Okay, lets come to our story. Now you know my background, let us see where I stand today. As I said, I am doing final year in my engineering away from home. I stay in a women’s hostel. I am quite an introvert. I would not call myself quiet, I am rather talkative when someone talks to me, I just prefer to keep quiet in a group. Initiating a conversation is also not my cup of coffee. You will only know that if you only start talking to me. Initially I am very quiet and hard to talk with. But once when I get comfortable with someone, they will have to tell me to shut up every half an hour. That’s the best thing about my family, they love my chitchat.

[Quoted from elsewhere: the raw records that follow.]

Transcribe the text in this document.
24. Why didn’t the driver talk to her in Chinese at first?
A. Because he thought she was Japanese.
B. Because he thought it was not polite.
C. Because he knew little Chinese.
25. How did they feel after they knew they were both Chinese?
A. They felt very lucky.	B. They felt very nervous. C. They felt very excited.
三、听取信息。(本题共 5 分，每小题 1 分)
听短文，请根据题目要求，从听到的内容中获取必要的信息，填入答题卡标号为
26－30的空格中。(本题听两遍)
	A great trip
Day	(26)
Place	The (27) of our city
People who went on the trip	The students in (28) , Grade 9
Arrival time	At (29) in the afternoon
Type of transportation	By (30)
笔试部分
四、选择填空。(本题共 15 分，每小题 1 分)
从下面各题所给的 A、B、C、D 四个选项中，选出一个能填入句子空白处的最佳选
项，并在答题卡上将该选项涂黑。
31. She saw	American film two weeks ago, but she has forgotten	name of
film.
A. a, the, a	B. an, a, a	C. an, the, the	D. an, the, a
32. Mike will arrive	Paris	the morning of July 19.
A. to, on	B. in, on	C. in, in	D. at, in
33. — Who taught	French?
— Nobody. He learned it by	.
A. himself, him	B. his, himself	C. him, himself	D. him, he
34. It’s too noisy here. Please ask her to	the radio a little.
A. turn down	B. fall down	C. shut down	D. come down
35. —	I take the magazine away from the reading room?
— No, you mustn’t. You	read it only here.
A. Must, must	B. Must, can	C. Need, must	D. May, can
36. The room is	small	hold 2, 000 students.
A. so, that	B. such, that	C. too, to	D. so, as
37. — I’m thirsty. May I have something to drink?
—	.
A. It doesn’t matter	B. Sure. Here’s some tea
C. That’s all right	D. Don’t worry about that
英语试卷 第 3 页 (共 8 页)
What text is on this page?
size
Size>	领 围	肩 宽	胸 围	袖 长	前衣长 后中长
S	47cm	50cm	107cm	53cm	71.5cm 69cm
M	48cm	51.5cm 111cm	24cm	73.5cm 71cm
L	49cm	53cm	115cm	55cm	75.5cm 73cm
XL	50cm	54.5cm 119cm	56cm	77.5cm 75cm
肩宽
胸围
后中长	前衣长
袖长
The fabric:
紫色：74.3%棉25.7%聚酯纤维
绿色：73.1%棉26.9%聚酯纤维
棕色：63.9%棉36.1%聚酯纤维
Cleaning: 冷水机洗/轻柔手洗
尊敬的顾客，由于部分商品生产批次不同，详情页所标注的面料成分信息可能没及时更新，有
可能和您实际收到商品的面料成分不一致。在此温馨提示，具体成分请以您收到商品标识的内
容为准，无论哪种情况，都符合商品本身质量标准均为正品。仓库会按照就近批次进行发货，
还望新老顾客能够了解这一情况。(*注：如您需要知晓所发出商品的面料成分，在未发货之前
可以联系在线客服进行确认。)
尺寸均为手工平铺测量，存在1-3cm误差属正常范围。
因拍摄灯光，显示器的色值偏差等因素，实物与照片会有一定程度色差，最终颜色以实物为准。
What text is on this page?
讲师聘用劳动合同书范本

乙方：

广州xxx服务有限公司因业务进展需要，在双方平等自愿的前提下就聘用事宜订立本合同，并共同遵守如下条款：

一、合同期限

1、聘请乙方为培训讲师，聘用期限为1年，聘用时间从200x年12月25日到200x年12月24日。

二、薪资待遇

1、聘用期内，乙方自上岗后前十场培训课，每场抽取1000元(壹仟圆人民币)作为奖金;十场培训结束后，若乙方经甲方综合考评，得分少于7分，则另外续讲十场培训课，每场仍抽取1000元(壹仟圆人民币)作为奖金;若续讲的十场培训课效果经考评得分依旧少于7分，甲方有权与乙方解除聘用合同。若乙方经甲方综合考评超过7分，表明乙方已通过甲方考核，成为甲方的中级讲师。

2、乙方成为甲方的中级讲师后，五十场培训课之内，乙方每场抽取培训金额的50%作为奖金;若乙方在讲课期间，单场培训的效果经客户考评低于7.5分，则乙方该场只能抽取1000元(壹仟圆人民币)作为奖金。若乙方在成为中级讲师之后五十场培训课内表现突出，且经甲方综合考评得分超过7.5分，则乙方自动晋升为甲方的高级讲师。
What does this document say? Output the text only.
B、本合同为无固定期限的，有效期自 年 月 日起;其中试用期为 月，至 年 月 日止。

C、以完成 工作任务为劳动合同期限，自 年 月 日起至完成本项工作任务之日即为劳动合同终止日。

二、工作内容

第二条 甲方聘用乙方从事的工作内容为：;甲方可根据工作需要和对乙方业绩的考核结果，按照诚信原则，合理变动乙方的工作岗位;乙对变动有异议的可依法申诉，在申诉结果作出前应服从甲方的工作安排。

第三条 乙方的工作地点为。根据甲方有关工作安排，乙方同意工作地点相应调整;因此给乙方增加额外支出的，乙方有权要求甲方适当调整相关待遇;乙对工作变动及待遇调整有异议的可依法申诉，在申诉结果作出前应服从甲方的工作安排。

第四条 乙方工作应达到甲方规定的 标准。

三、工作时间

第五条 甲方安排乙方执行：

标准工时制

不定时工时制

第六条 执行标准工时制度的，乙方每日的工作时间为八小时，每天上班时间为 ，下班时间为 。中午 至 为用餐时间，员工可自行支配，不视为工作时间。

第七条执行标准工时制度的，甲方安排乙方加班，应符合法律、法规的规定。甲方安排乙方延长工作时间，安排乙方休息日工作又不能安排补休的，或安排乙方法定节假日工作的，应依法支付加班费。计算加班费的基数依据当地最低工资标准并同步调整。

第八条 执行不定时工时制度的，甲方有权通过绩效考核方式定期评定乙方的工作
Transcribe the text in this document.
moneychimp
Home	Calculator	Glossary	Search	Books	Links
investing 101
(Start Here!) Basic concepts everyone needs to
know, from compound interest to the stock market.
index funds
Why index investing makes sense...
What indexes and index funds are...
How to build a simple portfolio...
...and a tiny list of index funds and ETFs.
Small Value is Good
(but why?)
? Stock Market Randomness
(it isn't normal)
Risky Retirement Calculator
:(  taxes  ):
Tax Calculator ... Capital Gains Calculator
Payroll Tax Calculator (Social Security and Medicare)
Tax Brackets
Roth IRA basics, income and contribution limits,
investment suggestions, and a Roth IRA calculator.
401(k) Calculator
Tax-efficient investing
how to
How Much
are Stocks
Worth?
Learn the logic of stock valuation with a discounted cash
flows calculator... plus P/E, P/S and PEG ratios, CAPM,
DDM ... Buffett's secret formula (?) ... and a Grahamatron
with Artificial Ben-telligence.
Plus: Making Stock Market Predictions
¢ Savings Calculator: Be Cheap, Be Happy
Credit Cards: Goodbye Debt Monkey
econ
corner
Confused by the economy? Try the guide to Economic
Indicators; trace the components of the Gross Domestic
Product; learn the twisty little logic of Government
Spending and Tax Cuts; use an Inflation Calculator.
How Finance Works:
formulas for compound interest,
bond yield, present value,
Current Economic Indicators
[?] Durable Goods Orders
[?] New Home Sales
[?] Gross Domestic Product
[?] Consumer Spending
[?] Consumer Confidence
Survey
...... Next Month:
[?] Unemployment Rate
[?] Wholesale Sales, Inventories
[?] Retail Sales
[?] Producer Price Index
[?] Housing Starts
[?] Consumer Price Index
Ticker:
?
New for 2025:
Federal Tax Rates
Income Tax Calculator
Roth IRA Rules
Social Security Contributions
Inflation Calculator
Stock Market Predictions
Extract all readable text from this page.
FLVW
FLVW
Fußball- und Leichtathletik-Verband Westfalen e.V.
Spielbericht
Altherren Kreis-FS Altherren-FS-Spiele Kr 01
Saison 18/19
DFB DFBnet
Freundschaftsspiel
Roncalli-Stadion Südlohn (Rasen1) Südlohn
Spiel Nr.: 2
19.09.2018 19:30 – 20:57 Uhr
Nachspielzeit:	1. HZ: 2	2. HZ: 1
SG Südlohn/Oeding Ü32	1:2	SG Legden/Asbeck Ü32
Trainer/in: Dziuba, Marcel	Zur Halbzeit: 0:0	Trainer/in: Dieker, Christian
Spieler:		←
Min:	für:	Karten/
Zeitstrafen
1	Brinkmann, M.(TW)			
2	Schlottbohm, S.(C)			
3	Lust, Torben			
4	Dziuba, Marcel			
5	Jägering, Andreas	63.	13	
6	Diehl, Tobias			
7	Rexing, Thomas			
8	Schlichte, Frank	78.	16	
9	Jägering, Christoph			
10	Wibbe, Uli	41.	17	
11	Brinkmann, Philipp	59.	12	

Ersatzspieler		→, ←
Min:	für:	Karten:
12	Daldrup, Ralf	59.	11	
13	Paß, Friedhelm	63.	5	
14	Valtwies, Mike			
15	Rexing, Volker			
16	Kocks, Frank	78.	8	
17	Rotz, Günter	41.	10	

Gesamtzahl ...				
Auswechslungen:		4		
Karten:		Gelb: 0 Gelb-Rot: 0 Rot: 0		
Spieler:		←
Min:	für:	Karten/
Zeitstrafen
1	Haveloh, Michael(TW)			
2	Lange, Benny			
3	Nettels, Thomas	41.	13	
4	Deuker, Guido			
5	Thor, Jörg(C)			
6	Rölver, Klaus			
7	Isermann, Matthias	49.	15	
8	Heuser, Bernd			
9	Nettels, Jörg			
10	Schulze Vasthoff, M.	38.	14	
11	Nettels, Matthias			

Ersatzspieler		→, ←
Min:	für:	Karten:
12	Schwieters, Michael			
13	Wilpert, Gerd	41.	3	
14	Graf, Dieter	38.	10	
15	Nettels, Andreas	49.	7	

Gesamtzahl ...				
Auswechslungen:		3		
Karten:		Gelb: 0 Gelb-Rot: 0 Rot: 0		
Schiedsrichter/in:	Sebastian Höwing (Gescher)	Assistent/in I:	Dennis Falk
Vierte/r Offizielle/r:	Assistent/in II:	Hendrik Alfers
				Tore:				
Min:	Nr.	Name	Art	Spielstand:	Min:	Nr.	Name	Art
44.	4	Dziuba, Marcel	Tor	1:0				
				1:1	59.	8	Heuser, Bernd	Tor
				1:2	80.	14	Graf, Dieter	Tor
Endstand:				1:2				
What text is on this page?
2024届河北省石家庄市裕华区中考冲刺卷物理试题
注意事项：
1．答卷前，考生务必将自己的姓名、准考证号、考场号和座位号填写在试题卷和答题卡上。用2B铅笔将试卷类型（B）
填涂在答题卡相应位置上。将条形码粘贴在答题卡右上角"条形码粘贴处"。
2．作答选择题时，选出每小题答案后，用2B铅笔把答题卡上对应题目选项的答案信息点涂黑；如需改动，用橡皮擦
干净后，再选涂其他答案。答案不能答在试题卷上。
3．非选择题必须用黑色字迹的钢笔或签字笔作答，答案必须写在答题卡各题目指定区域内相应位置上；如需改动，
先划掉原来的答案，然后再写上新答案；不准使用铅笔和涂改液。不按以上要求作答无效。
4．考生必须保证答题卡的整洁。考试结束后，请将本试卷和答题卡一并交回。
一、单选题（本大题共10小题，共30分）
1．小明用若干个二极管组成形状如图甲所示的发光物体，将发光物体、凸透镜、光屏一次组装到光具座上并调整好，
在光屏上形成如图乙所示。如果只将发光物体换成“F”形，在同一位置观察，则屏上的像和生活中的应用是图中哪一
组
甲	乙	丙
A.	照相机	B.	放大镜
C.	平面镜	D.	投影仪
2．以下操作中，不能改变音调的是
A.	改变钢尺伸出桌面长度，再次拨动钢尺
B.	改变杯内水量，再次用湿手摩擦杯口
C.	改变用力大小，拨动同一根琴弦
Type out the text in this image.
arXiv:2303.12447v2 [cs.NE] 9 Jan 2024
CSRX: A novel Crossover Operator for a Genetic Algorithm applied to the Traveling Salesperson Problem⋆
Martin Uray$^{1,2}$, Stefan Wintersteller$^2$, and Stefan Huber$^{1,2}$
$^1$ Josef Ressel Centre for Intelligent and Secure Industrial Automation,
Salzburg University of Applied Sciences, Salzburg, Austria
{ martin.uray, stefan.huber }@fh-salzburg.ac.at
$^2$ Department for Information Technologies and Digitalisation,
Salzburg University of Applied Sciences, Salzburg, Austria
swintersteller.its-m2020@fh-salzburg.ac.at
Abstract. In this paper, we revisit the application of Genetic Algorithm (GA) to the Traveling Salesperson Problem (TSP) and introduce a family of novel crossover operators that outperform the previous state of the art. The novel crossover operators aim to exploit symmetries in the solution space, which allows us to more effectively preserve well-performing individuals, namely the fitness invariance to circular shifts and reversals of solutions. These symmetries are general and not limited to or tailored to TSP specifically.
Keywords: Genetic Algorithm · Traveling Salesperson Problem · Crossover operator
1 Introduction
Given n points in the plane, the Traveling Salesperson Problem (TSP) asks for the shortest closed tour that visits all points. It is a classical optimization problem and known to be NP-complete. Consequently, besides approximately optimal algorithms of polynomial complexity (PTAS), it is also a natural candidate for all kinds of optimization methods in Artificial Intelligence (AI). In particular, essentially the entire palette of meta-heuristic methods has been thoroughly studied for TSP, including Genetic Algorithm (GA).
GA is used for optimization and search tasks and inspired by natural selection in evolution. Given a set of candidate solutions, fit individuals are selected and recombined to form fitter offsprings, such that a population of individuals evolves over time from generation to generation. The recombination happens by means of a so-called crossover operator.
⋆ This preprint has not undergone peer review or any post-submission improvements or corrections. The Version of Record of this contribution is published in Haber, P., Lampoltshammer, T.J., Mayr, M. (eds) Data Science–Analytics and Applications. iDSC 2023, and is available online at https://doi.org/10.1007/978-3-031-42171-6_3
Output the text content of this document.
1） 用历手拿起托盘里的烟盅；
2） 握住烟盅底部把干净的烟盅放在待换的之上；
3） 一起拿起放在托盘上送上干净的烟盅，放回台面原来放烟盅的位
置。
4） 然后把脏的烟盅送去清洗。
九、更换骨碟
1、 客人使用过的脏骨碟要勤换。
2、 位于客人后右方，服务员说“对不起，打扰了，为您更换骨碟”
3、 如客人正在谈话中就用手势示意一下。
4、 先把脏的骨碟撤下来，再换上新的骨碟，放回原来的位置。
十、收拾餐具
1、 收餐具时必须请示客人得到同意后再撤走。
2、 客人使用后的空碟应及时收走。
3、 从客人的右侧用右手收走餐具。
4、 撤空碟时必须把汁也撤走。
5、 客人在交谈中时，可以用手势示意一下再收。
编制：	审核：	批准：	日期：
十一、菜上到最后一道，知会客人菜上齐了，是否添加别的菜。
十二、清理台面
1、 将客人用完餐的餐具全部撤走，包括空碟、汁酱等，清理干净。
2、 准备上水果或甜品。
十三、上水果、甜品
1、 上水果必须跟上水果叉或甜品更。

I am deviating too much from the topic, let us stay with our 7 days. It all began when I came home from hostel on semester break. My travel was at night. So I reached home early morning. A night’s sleep was pending for me. But still I had a coffee and breakfast and planned to sleep after having a bath. This was usual for me like all semester breaks. I was in my tub when I realized that some guests had arrived downstairs. I hated guests. They always demand our presence with a fixed smile. Ofcourse I never say that to anyone, instead I just stand behind my mother with that same fixed smile answering their questions for five minutes, then be back at my room. I am expected to do it every time and so I do it. So when I felt the presence of these guests downstairs, I knew I would be called down soon. It made me lazier. I sat in the tub for half an hour more. I only got up put down my bathing robe when my fingers pruned due to over exposure to water. I looked over the mirror. I was a plump girl with a round face. Though I used to be proud of my round eyes, they looked tired with lack of sleep (I didn’t have proper sleep for more than a month as I had my exams). Though I never thought myself as pretty nor liked my face, the fact that I had plump lips and fair complexion was something else that I liked about myself. But that day I looked pale. That was just the effect of a long journey and an equally long bath. I looked away from the mirror and dressed myself in my pajama. I took out my headphones and plugged it to my old phone. It had my favorite songs in it and now it was used as my ‘iPod’. I slipped it into my pocket and fell on to bed. While searching for my favorite songs, I remembered the guests downstairs. I was not called downstairs. I removed my headphones letting it fell around my neck and sharpened my ears. The guest was still downstairs, but there were no talk or laugh or anything else heard. The house seemed… well… tensed. I didn’t know whether I was supposed to go downstairs myself. I should have been happy that I was not called downstairs and I should have allowed my sleep to take over me. But my curiosity was pricked. And before I knew it, I was heading downstairs.